Luz
La journée a commencé brumeuse, brume de lac, un phénomène que nous avons déjà rencontré ici à plusieurs reprises. Une chose est sûre, je ne voudrais jamais être dans un petit...


Publié: 11.09.2023
Le matin, nous avons pris nos vélos en direction du village voisin de Burgau. Un charmant petit village au bord de la mer, clairement influencé par le tourisme, mais qui reste néanmoins un peu plus authentique que les villages voisins. En tout cas, cela valait le coup pour une petite excursion matinale.
Sur le chemin du retour, nous avons décidé de ne pas passer une autre nuit sur le camping coûteux (bien que les installations soient probablement plus anciennes que moi) et avons opté plutôt pour le camping municipal de Lagos, qui semblait sombrer dans des critiques médiocres, mais qui devait vivre de sa proximité avec la ville. Nous étions curieux.
À notre arrivée, il n’y avait personne à la réception, en accord avec les horaires indiqués sur le panneau, mais pas dans la réalité. Cependant, quelqu’un est rapidement arrivé et a dit que le réceptionniste était juste parti prendre un café. Peu de temps après, il est également arrivé, nous avons donc dû juste entrer, nous garer et revenir. Pour ne pas être trop dans le chemin, nous nous sommes simplement garés à l’un des premiers emplacements, sommes allés payer puis avons fait un tour sur le site. Le camping avait certainement eu un bon passé, mais il donnait une impression totalement délabrée. Environ 20 emplacements étaient occupés par des campeurs permanents, qui semblaient pour certains être encore présents, mais pour d'autres, cela faisait des années qu'ils n'étaient plus là.

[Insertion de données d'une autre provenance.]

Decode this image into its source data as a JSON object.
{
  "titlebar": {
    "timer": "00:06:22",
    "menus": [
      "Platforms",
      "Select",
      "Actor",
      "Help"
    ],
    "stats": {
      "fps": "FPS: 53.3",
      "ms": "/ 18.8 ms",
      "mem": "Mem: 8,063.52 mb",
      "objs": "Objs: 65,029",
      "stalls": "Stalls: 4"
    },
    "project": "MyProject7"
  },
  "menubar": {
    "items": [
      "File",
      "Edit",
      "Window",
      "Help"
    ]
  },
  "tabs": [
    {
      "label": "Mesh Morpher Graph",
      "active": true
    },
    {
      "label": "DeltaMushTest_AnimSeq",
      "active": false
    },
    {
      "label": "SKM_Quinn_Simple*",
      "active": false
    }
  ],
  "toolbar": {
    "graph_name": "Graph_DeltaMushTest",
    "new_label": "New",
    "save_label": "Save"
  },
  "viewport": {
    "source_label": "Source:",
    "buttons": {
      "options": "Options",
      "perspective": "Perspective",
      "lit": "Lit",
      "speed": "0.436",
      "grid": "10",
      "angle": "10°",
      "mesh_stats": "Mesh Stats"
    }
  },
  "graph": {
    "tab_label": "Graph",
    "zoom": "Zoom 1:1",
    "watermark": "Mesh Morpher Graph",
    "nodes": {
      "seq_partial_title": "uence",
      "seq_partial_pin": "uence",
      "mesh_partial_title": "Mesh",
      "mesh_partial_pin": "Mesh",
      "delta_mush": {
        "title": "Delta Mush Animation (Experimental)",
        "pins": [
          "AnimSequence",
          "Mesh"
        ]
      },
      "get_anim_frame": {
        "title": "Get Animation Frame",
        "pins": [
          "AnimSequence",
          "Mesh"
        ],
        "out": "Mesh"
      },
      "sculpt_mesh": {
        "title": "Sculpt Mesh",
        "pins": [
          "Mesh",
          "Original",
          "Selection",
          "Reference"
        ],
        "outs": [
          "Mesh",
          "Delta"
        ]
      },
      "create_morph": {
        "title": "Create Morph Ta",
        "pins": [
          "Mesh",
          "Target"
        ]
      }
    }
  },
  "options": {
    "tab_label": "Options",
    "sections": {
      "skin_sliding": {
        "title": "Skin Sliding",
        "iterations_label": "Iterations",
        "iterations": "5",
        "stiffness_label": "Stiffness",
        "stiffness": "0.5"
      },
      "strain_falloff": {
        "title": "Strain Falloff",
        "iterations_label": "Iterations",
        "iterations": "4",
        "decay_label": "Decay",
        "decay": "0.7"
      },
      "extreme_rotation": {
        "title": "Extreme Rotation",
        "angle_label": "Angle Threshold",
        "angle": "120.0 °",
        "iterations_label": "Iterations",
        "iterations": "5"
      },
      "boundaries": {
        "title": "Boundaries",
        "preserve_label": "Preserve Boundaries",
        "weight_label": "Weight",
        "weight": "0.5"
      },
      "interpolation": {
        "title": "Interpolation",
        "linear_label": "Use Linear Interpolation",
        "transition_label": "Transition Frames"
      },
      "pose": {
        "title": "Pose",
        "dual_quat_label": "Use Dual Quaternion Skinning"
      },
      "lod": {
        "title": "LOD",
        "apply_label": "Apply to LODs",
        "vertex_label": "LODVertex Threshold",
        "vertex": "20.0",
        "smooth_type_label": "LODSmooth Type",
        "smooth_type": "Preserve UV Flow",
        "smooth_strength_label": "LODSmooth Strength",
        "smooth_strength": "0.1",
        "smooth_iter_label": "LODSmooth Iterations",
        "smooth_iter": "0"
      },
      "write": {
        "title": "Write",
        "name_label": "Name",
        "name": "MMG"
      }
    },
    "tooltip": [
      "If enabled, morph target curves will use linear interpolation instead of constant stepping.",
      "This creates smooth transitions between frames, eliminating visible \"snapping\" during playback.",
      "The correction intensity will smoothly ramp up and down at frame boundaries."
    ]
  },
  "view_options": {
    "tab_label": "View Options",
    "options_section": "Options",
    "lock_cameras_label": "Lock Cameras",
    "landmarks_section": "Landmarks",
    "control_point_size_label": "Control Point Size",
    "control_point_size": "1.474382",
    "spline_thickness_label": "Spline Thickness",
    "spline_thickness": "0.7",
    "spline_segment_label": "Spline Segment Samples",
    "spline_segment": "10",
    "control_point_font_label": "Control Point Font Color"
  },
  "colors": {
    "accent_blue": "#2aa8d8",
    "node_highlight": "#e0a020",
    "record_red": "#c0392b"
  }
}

Nous nous sommes garés sur le premier endroit et avons observé un peu ce qui se passait. D’un côté, les eucalyptus de l’emplacement étaient en train d’être coupés, pendant la pause déjeuner, les ouvriers se sont allongés sur le sol en gravier poussiéreux pour une petite sieste, un musicien avec une guitare est sorti en direction de la ville, puis un autre avec une enceinte et un tambour dans une brouette,... l’ennui n’était pas au rendez-vous.
Pour nous, nous sommes d’abord partis en direction de la mer, emportant nos masques et tubas, car il doit y avoir de jolis poissons à voir près des rochers. Je ne savais pas qu’on n’avait pas le droit de se baigner à la Ponte de Piedade...
Au moins, nous étions là avec de nombreuses autres personnes sur les rochers, nous avons grimpé et pris des photos. A cause du ciel nuageux, elles n'étaient pas aussi colorées que sur les cartes postales aperçues.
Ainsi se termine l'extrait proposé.